IPHOTO LIBRARY MANAGER COUPON 2014 MAC
After the Mac was finally replaced I talked to Apple about resolving the issues, they advised the best solution was to export everything and create a new library and import everything and then remove duplication etc.
IPHOTO LIBRARY MANAGER COUPON 2014 SOFTWARE
And, it can seamlessly migrate old iPhoto or Aperture libraries and turn them into new Photos libraries.įinally, if you’re running an older version of macOS and using iPhoto, Fatcat Software also offers PowerPhotos predecessor, iPhoto Library Manager ($29.99), but here’s a nice touch: If you buy either one, you get a license for the other at no additional cost.I have purchased all three of these apps due to a nasty mess created by a repeatedly crashing Mac which ended up creating a 250000+ image library which only contained about 40000 actual images (duplicates on duplicates, a nightmare) the library also became broken with corrupted images and other complications. Finding duplicates with PowerPhotos is easy and it works!īut wait-there’s more! It’s also got its own image browser, so you can search for photos in multiple libraries without even opening the Photos app. I’ve tried many apps that claim to find duplicate photos, but none do it as well or as easily as PowerPhotos.

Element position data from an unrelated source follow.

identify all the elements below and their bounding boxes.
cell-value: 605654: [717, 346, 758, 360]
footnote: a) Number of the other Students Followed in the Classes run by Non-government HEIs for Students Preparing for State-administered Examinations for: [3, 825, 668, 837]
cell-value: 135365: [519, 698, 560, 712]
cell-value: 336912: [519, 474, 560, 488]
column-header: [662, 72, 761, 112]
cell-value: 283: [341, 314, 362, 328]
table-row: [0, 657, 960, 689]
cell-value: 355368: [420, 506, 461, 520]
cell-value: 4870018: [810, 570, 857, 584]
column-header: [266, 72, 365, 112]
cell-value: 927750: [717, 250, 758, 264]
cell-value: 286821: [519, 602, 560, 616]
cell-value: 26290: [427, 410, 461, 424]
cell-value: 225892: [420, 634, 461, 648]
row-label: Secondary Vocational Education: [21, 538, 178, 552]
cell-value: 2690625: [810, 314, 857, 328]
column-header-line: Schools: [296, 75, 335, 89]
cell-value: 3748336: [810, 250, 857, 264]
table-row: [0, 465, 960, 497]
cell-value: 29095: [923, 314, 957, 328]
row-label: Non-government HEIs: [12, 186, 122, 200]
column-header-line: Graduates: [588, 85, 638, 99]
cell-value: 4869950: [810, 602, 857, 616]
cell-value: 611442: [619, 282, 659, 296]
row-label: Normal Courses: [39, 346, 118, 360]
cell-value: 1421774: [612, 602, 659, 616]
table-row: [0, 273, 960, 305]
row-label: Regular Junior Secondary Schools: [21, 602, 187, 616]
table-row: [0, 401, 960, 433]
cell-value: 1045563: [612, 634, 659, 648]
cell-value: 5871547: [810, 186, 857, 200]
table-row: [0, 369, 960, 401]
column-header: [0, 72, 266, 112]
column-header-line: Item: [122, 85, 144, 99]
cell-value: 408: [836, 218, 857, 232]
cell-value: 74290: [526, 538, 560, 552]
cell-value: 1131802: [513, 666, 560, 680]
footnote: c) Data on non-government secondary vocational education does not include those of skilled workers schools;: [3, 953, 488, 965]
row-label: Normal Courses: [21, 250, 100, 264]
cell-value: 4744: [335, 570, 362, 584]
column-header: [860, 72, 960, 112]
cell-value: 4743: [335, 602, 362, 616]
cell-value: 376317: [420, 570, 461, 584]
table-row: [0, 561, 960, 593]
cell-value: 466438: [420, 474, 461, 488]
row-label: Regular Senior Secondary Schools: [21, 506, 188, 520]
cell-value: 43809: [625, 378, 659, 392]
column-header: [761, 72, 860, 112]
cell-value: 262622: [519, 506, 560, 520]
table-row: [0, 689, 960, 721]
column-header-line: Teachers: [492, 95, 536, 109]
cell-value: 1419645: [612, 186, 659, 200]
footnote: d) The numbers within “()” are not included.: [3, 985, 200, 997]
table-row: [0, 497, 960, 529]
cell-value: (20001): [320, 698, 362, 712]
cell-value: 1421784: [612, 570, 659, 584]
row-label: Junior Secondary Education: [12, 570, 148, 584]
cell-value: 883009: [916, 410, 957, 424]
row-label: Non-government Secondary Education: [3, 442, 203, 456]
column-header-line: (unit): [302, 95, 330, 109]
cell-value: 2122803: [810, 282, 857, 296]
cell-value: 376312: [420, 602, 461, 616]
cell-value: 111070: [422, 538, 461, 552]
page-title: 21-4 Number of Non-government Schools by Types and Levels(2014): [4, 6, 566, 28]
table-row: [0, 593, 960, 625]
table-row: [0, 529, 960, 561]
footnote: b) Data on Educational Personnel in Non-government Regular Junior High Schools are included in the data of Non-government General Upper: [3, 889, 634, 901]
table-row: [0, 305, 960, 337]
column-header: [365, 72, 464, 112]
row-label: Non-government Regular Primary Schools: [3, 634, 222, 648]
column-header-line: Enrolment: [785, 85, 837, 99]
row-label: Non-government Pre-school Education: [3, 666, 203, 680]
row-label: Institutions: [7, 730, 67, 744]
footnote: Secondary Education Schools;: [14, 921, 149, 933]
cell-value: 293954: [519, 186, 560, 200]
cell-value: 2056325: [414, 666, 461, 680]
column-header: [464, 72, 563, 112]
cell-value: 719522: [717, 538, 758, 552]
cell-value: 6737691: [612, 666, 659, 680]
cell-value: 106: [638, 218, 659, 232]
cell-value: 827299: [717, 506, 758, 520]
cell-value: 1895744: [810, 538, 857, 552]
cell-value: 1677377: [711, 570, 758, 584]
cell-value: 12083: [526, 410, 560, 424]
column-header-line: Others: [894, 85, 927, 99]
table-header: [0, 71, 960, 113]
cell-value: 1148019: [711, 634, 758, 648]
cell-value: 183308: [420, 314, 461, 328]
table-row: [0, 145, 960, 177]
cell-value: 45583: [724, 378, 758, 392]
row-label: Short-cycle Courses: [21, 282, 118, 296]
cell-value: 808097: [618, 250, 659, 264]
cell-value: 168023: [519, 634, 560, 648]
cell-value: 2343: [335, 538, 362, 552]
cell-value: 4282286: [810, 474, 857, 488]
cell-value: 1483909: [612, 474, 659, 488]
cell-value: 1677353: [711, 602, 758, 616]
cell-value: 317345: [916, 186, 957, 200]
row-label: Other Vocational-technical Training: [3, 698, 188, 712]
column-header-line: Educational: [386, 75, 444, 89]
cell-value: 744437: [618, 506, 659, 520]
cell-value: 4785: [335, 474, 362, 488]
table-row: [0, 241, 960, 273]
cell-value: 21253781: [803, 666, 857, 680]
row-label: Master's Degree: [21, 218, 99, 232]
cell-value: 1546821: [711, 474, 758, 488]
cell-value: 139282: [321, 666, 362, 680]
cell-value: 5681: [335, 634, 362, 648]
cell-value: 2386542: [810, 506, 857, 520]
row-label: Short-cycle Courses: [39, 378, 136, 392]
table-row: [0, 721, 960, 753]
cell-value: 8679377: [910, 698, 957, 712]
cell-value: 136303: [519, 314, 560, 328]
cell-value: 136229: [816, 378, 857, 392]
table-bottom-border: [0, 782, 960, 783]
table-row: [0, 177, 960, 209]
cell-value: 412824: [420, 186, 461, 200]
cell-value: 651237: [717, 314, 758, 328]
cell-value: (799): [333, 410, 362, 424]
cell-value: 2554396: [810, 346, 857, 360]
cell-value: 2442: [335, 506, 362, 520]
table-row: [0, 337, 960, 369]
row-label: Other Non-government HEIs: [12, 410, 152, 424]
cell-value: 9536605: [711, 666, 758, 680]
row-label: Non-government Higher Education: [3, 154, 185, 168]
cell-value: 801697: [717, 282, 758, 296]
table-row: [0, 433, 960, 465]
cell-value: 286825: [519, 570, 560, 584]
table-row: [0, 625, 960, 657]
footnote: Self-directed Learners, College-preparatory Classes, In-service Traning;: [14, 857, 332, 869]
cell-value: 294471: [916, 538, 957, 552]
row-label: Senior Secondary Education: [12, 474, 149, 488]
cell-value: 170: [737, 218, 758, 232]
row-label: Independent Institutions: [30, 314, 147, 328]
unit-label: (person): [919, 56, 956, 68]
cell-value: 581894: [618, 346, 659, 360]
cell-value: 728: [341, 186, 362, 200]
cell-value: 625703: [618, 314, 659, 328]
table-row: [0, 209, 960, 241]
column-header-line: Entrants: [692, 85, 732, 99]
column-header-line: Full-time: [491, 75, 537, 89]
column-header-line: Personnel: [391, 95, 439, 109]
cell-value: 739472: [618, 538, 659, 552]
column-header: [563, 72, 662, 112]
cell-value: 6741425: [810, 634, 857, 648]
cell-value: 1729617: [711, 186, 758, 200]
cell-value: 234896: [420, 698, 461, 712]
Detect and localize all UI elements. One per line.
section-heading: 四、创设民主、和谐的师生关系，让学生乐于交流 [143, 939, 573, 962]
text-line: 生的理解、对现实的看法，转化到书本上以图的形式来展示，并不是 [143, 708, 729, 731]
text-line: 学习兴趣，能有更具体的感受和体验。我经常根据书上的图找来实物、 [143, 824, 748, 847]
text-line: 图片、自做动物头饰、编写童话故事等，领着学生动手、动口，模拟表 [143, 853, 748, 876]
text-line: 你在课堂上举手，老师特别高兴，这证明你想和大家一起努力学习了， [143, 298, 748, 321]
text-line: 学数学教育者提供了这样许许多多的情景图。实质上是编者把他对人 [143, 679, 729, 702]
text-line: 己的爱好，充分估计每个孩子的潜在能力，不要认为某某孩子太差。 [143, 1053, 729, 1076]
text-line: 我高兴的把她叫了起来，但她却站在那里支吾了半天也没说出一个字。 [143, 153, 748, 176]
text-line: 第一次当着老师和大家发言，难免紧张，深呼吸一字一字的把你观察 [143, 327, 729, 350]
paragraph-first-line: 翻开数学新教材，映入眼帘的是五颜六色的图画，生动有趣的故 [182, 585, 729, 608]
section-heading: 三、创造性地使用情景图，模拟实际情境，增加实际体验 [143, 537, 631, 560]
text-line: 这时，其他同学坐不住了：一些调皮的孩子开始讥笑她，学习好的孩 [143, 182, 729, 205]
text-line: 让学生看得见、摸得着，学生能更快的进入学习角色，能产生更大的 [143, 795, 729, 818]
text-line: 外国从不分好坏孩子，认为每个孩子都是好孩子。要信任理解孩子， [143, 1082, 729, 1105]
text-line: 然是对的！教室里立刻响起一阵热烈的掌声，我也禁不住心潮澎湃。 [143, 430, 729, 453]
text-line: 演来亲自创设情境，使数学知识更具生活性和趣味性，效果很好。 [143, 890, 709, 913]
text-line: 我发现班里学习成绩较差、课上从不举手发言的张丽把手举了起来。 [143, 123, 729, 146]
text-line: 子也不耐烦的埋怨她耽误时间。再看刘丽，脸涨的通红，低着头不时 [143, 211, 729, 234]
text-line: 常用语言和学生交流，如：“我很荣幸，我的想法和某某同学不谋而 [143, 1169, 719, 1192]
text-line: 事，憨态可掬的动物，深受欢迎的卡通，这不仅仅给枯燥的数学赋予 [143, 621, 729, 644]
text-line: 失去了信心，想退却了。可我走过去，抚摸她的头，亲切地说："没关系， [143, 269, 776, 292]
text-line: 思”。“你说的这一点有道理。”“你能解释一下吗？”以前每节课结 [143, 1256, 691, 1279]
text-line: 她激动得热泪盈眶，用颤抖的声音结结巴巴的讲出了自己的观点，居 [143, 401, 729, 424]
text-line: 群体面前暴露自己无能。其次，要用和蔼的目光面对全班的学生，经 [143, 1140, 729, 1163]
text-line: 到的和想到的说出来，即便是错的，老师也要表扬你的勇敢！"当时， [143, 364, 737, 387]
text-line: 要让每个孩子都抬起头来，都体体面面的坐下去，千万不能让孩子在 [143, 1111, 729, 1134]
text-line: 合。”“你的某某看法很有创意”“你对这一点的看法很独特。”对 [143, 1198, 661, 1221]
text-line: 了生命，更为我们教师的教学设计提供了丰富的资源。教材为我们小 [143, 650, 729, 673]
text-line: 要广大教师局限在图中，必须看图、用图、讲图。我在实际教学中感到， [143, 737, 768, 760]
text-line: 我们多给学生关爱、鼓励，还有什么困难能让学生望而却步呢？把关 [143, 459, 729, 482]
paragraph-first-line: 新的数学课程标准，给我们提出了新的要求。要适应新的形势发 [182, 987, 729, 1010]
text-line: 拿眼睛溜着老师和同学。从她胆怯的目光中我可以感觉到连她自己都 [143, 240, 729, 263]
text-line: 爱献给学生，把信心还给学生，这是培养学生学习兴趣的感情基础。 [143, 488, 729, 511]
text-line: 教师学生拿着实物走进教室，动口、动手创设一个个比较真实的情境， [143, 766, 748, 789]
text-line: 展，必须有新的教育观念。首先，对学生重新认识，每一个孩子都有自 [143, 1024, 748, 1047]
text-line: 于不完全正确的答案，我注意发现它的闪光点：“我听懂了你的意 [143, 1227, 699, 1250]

Which brings me to the second great feature: Find Duplicate Photos. It took all night but PowerPhotos merged my three libraries into one! While everything looked good and worked flawlessly, I noticed I had failed to enable Eliminate Duplicates While Merging, so I ended up with a lot of duplicate photos in my monolithic, all-encompassing library. It took all night, but the next day all 65,000 photos and videos were in one library. While a single monolithic library may slow down the Photos app more than three smaller ones, I still wanted everything in one place. The first is merging multiple Photos libraries into one. Two features make PowerPhotos a must-have, at least for me. It works in conjunction with the macOS Photos app, adding tools that help you manage and organize your photo collection, create and manage multiple libraries, and copy photos and albums from library to library while retaining their metadata, including keywords, descriptions, titles, dates, and favorite status. PowerPhotos ($29.99) was just what I needed. Then I remembered hearing Dave Hamilton mention PowerPhotos on his Mac Geek Gab podcast, raving that it offered the tools that should have been built into the Photos app… PowerPhotos to the Rescue! But I was afraid I might the ability to revert modified files to their original state, not to mention all of my carefully curated albums, star ratings, keywords, metadata, and such.

I suppose if I were a more patient person, I could have exported the contents of the two archival libraries and imported them into the current one. You have to close the current library to open a different one, so there was no easy way to merge their contents. The bad news was, as I mentioned, Photos restricts you to a single library at a time. That way I’d only need to look in one place for any of my 62,000 photos and 3,000 videos. With larger and cheaper hard drives now plentiful (for backups), I decided I wanted to merge all of my photos from the three libraries back into a single Photos library. I Want My Single Monolithic Library Back!